4. A circuit arrangement as claimed in claim 3 and wherein said ignitron device is connected as a "crow-bar" device provided to operate with relatively low currents below ten amperes for relatively long durations above 5 milliseconds.

5. A circuit arrangement comprising: an ignitron device which includes an envelope having walls, a liquid metal pool in the envelope, an anode spaced apart from the liquid metal pool, and means for magnetically constraining a discharge arc between the anode and the liquid metal pool towards the centre of the liquid metal pool and away from the envelope walls, said means including a permanent annular magnet at least partially surrounding the region between the anode of said ignition device and the surface of said liquid metal pool, said magnet being effective to create an axial magnetic field in the region between said anode and the surface of said liquid metal pool.

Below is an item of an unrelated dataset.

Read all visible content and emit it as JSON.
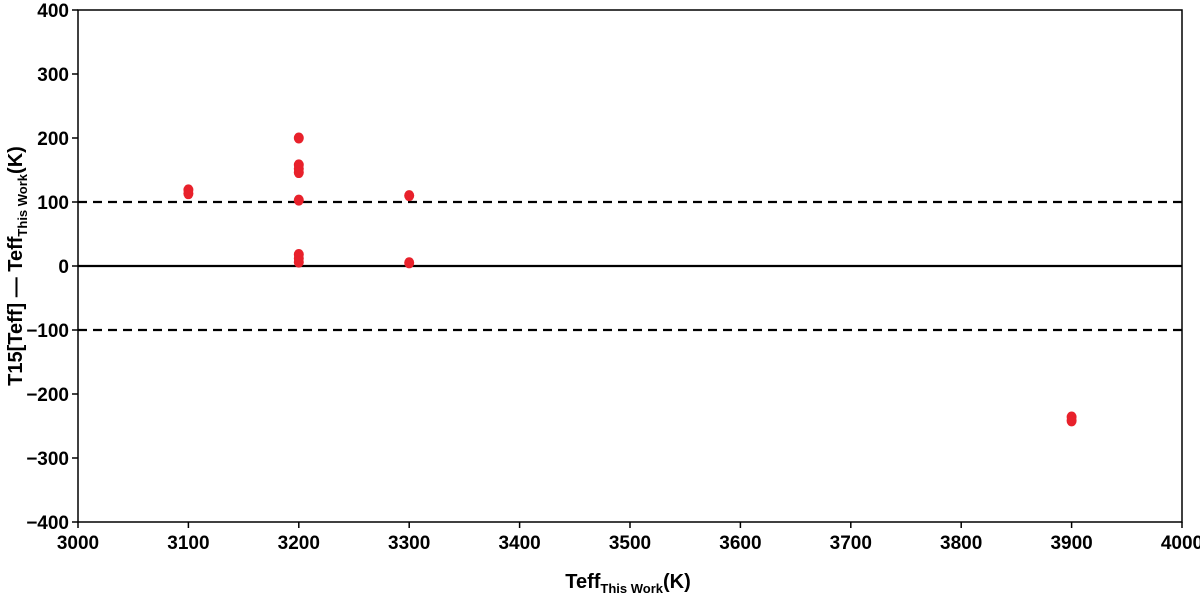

6. A circuit arrangement as claimed in claim 5 and wherein said ignitron device is connected as a "crow-bar" device provided to operate with relatively low currents below ten amperes for relatively long durations above 5 milliseconds.

7. A circuit arrangement for transferring electrical power to first and second terminals of a load, comprising:

a power supply having first and second terminals;

first and second impedance elements connected in series between the first terminal of the power supply and the first terminal of the load, the impedance elements being connected at an intermediate connection point;

a conductor connecting the second terminal of the power supply to the second terminal of the load; and

an ignitron device, the ignitron device including

an envelope having walls,

a liquid metal pool in the envelope, the liquid metal pool being electrically connected to the intermediate connection point,

an anode spaced apart from the liquid metal pool, the anode being electrically connected to the conductor, and

means for magnetically constraining a discharge arc between the electrode and the liquid metal pool towards the centre of the liquid metal pool and away from the envelope walls, the means for magnetically constraining including means for creating a magnetic field which, at the centre of the surface of the liquid metal pool, is substantially perpendicular to the surface of the liquid metal pool.

8. A circuit arrangement as claimed in claim 7, wherein the means comprises an annular magnet at least partially surrounding the region between the anode and the surface of the liquid metal pool.

9. A circuit arrangement as claimed in claim 8, wherein the annular magnet is disposed outside the envelope walls.

10. A circuit arrangement as claimed in claim 9, wherein the anode has a lowermost region that is disposed above the surface of the liquid metal pool, wherein the annular magnet has a top end and a bottom end, and wherein the annular magnet is disposed so that the top end of the magnet is above the lowermost region of the anode and so that the bottom end of the magnet is below the surface of the liquid metal pool.

11. An ignitron device as claimed in claim 2, wherein the anode has a lowermost region that is disposed above the surface of the liquid metal pool, and wherein the annular magnet has a top end that is disposed above the lowermost region of the electrode and a bottom end that is disposed below the surface of the liquid metal pool.

12. A circuit arrangement as claimed in claim 5, wherein the anode has a lowermost region that is disposed above the surface of the liquid metal pool, and wherein the annular magnet has a top end that is disposed above the lowermost region of the electrode and a bottom end that is disposed below the surface of the liquid metal pool.